Written by Tristan Free (Digital Editor)

A recent study used a new AI model to examine the factors that lead to xenophobia and violence in societies containing majority and minority populations with distinct religions.

The factors that lead to xenophobia and violence.

Recent research conducted in a collaboration led by the University of Oxford (UK) has used a new form of AI to explore if it is in human nature to be naturally violent, or if factors such as religion lead to xenophobic tension and anxiety between different groups, which may then result in violence. The study found that people are not naturally violent but under a specific set of circumstances, often involving dissent from the core beliefs of the majority, they are capable of endorsing violence.

The experiment used a form of AI known as ‘multi-agent AI’ as opposed to the more familiar machine learning form. Justin Lane (University of Oxford), a co-author on the study explained: “Our study uses something called multi-agent AI to create a psychologically realistic model of a human, for example – how do they think, and particularly how do we identify with groups? Why would someone identify as Christian, Jewish or Muslim etc. Essentially how do our personal beliefs align with how a group defines itself?”

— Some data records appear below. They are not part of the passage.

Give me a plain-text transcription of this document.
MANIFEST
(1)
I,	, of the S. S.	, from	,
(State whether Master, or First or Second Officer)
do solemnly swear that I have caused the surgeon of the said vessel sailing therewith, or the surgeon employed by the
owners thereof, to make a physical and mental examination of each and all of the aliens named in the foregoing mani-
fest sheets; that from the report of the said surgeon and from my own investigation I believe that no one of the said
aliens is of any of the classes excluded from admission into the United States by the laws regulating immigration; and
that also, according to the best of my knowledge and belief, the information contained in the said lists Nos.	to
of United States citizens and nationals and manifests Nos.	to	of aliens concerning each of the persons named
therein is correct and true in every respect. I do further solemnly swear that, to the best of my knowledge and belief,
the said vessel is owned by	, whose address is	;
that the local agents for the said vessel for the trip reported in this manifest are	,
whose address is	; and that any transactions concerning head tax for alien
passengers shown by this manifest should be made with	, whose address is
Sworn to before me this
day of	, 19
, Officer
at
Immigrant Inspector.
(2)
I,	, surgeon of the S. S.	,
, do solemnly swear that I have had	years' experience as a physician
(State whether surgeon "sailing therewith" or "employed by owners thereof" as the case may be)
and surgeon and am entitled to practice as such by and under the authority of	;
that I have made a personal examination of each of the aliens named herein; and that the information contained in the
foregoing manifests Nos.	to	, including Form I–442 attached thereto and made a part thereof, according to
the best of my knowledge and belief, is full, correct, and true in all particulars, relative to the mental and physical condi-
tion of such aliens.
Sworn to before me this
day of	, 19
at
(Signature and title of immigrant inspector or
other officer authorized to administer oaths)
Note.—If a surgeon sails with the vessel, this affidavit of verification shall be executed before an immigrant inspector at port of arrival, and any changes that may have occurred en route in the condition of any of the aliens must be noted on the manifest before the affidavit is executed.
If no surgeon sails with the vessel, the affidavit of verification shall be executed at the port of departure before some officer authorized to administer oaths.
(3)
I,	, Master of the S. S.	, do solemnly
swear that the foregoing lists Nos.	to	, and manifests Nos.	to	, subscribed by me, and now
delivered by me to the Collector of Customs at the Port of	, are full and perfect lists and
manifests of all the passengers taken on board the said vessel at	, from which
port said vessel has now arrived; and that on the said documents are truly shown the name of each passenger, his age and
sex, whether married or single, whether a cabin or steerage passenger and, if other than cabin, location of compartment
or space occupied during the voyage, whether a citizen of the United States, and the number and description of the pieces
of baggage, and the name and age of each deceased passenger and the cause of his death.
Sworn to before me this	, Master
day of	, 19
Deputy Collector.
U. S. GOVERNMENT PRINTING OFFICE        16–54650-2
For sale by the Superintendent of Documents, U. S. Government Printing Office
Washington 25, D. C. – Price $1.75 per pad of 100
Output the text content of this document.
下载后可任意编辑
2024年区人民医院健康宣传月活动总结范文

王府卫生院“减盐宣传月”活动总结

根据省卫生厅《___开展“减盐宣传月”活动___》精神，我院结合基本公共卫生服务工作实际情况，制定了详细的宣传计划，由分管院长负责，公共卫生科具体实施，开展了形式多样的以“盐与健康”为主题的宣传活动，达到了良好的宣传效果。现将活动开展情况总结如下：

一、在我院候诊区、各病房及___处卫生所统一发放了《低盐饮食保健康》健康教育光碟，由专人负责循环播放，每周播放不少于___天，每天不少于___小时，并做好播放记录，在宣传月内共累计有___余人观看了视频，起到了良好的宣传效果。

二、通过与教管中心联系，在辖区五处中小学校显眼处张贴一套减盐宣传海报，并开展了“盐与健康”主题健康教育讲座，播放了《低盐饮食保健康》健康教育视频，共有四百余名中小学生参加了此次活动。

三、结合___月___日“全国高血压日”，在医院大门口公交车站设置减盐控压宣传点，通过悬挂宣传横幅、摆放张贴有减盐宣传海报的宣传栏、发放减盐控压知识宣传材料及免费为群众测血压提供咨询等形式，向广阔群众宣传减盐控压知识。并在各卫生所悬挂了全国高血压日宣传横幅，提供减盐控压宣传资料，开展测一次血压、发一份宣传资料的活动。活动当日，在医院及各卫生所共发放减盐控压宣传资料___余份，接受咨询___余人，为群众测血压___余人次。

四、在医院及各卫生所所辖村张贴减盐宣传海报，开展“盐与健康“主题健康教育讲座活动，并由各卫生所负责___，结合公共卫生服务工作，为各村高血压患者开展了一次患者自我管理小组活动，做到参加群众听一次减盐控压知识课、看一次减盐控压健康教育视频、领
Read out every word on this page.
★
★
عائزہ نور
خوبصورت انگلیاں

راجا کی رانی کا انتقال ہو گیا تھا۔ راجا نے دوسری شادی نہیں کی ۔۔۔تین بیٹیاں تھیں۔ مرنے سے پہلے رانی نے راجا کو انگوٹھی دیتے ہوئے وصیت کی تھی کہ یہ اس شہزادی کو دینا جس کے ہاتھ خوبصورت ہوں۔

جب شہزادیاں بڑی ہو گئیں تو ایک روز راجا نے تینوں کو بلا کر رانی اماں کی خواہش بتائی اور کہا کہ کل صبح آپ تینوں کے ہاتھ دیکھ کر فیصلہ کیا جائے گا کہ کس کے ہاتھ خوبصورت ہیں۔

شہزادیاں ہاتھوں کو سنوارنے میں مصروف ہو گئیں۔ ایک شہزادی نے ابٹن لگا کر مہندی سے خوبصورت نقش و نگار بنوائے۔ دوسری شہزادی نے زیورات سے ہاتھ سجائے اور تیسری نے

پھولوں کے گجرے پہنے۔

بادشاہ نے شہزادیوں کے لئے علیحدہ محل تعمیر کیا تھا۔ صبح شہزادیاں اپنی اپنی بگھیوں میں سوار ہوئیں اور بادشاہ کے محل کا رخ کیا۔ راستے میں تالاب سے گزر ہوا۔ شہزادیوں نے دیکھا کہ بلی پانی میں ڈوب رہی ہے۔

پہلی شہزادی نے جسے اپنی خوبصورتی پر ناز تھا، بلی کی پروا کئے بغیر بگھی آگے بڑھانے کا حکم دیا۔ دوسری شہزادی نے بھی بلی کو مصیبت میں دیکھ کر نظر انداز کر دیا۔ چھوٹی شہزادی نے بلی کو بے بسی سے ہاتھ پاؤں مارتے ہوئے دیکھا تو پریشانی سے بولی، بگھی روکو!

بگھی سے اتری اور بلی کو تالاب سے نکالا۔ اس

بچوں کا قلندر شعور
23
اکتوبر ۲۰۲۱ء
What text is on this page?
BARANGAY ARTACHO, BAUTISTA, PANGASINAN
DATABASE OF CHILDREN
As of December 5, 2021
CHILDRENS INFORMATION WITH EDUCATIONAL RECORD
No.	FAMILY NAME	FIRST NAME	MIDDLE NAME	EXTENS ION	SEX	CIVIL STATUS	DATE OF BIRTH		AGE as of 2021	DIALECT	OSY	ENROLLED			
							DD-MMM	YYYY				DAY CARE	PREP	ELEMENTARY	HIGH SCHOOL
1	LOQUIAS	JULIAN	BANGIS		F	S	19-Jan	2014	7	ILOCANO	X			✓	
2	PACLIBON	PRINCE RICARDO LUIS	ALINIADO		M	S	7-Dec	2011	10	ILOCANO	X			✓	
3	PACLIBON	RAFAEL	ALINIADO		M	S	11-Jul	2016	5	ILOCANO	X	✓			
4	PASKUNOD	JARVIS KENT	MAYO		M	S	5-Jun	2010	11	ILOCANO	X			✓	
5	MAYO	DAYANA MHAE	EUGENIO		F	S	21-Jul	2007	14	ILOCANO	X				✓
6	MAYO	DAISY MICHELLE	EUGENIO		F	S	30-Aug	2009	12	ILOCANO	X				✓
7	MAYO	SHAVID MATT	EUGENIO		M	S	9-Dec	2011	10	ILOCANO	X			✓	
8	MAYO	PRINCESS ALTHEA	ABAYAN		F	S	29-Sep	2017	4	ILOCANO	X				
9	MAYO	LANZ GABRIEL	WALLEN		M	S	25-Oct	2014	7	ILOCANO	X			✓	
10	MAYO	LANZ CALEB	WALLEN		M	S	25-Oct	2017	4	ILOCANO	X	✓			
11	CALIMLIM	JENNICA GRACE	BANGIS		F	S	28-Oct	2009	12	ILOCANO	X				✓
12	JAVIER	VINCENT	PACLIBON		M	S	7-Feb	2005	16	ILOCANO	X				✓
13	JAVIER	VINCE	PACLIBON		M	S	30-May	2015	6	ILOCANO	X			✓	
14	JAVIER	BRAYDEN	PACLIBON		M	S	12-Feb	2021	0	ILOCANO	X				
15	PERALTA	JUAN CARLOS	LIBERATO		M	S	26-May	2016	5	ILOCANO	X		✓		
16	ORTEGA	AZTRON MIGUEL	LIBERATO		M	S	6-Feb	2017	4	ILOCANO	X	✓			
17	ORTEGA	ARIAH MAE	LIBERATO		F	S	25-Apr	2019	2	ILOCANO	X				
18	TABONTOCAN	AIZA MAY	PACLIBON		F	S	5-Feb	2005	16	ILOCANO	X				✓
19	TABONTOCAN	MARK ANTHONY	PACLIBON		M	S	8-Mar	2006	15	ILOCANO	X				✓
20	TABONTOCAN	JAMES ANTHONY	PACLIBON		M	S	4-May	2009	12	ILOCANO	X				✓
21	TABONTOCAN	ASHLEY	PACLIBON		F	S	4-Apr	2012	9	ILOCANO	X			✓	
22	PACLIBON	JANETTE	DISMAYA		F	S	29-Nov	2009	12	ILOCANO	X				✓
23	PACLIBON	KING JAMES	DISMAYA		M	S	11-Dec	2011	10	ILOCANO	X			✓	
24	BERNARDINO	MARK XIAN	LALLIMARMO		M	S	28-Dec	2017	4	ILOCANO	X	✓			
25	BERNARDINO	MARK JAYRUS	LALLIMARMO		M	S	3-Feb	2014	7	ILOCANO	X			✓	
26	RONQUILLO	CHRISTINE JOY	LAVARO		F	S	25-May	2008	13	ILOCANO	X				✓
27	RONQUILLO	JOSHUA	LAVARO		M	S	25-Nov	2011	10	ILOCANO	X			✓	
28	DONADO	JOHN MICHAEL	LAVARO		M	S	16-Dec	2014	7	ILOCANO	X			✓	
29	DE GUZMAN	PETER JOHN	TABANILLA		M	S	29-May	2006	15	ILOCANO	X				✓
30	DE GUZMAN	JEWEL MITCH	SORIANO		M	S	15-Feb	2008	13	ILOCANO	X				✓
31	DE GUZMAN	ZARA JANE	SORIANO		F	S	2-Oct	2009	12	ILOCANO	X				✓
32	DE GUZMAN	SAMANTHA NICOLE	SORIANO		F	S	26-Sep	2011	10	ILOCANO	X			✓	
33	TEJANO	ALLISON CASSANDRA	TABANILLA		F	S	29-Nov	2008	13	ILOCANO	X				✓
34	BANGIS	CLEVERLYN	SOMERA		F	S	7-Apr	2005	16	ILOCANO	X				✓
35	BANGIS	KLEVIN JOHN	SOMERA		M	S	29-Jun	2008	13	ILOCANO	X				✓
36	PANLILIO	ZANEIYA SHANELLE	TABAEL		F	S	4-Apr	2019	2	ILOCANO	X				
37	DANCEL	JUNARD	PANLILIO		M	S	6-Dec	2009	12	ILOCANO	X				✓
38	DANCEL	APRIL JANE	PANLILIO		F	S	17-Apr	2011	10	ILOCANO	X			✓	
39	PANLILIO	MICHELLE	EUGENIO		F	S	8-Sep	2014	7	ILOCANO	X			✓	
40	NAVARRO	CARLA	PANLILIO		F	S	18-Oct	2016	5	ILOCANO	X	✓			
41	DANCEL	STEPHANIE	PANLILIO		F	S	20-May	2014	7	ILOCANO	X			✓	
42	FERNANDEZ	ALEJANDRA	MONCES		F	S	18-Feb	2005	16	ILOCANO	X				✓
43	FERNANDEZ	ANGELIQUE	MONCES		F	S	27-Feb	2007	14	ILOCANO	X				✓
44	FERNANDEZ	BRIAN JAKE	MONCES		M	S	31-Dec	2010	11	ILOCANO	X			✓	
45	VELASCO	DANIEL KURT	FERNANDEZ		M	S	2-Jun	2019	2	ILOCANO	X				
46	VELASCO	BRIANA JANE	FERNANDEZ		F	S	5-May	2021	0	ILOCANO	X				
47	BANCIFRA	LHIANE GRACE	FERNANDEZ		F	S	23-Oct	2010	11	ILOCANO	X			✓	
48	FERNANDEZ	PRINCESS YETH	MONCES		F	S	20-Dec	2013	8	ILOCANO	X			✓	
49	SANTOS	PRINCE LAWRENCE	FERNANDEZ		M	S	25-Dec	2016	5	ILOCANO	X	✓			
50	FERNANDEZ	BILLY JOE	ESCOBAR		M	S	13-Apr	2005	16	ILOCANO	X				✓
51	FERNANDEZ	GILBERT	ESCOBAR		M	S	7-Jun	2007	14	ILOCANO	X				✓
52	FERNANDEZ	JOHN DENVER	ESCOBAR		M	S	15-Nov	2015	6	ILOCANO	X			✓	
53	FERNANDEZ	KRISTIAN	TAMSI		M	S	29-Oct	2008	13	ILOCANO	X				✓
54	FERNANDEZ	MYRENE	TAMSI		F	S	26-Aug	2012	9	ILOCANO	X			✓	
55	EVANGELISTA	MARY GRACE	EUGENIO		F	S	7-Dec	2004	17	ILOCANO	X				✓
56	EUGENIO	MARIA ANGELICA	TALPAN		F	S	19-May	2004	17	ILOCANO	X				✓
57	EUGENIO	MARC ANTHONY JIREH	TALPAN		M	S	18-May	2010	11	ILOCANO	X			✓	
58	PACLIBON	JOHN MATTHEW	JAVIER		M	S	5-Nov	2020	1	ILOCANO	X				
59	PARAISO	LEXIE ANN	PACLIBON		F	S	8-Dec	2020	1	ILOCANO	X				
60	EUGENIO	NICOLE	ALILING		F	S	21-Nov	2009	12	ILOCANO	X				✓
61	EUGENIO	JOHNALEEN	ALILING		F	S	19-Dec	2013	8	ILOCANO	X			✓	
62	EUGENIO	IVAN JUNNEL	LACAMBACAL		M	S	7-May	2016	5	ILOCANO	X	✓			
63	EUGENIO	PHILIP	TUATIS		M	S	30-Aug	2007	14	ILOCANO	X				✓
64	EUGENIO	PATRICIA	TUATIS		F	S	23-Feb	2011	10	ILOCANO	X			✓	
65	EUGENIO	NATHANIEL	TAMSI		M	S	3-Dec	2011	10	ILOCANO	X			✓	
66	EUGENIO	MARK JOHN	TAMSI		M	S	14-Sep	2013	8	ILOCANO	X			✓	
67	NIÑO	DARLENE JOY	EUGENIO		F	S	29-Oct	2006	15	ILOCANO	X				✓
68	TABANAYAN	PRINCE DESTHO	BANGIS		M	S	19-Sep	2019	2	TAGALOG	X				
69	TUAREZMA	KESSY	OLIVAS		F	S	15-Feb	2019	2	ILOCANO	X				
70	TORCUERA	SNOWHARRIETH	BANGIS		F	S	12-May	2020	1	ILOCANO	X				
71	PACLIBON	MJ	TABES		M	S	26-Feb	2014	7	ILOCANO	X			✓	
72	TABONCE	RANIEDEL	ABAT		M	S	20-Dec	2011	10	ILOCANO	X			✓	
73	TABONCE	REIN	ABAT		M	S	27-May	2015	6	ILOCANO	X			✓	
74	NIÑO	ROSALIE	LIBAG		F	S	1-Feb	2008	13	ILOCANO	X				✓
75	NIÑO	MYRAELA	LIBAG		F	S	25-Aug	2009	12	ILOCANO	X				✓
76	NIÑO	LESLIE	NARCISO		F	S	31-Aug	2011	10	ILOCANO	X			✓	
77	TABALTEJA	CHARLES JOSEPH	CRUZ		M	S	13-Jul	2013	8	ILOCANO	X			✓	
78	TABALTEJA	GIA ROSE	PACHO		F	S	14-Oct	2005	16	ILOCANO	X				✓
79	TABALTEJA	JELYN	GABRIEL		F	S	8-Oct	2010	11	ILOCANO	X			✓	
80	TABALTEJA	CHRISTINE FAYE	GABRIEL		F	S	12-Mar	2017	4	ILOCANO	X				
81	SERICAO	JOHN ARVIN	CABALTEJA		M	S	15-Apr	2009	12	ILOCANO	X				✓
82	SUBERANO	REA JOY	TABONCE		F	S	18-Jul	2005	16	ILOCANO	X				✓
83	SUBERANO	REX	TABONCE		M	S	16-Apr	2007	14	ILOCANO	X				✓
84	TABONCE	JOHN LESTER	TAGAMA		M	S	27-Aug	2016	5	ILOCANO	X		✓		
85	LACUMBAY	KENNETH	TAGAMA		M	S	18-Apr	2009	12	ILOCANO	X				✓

Using theories in cognitive psychology, the team programmed the AI to imitate human beings’ thought processes, allowing it to create individual ‘agents’ with different characteristics. Simulations were then created, each time with a majority and a minority group with distinct religious beliefs. Each simulation contained many variables, including the size difference between the two groups and the types of hazard that the agents in each simulation were exposed to, such as natural disasters, predatory risks, contagion and social hazards.

The results indicated that on the whole violence is not a natural part of our nature, in fact in most of the scenarios people bound together in times of crisis. The most common condition leading to extended periods of mutually escalating xenophobic tensions, however, was social hazards, particularly when members of the opposing groups began to deny the other’s core beliefs until the individual agents could no longer tolerate them and the size difference between the two groups was not too large. These periods of escalation only resulted in violence in 20% of occasions and were always as a result of an agent from outside or inside the group going against its core values.

“The root causes of things like religious violence rest in how our minds process the information that our world presents it,” explained Lane. “To use AI to study religion or culture, we have to look at modelling human psychology.”

These findings have secured funding for a two year project in Norway, where the research will help the Norwegian government to facilitate refugee integration and resettlement of Syrian refugees in Lesbos into Norway. The team also hopes to use the research to reduce conflict and stabilize societies in other areas of a world that is growing ever more multicultural.